Machine Learning (ML) encompasses the field of computer algorithms, where models can be automatically improved based on experience. It falls under the auspices of the field of artificial intelligence. Machine learning algorithms generate mathematical models based on learning data. With the help of these algorithms, assumptions and decisions can then be made without having to be explicitly defined using programming. We use machine learning on a wide range of applications and services, such as. web mail filtering or machine vision where it is very difficult or even impossible to use only conventional approaches.
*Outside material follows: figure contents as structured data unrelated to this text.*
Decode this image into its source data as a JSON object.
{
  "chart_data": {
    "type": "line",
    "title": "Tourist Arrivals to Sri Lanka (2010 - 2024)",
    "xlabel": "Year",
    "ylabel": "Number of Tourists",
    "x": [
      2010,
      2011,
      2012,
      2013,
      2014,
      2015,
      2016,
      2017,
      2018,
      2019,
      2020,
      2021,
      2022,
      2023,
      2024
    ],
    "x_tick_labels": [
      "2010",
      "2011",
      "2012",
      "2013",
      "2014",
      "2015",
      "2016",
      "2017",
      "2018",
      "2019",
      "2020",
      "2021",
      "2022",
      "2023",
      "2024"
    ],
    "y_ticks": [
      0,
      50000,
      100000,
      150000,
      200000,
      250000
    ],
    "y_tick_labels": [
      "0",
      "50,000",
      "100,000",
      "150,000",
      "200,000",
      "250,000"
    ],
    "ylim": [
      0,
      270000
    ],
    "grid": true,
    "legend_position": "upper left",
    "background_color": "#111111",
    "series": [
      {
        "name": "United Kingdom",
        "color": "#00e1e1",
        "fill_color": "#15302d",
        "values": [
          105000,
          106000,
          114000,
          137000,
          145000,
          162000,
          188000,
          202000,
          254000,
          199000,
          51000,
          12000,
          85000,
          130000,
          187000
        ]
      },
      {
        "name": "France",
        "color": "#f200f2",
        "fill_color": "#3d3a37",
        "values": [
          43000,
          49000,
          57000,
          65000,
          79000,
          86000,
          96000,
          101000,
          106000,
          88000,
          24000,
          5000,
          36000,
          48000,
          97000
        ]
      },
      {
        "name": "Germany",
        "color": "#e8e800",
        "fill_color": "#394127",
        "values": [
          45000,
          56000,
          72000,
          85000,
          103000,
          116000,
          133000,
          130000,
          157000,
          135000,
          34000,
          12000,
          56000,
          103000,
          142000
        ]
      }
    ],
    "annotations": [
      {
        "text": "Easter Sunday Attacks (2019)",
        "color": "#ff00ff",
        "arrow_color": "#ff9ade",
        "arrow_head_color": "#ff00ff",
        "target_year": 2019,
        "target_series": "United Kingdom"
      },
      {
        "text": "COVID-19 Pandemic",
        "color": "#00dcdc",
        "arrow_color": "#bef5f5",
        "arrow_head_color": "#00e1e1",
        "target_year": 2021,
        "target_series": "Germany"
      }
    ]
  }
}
Learning by transferring knowledge of the EfficientDet D1 neural network was performed on an Intel Core i7-8086K processor and an nVidia RTX 2080 Ti graphics card. The inference and prediction process was performed on an Intel Core i7-4600U laptop processor, without a graphics card. The network learning database was built from individual frames of four traffic images from the third version of the LiDAR system. We changed the dimensions of the images from 1000×400 pixels to 640×640 pixels with the help of the Python program. The frames were marked manually as presented in Chapter 6.2, and the resulting images were not further processed, except for a change in dimension – the grid was taught on data that also included the roadway and other elements. The database, which contained 592 tagged images from Drive 3_1, 3_3 and 3_4 images, was divided into a group for learning and evaluation. testing, in a ratio of 90% of learning data and 10% of test data. That means 533 images for learning and 59 images for testing. We taught the network 500,000 steps, which took 62 hours. The learning process is shown in Graph 6.1, where the knee is visible at step 300,000, as steps 300,001 – 500,000 were performed subsequently.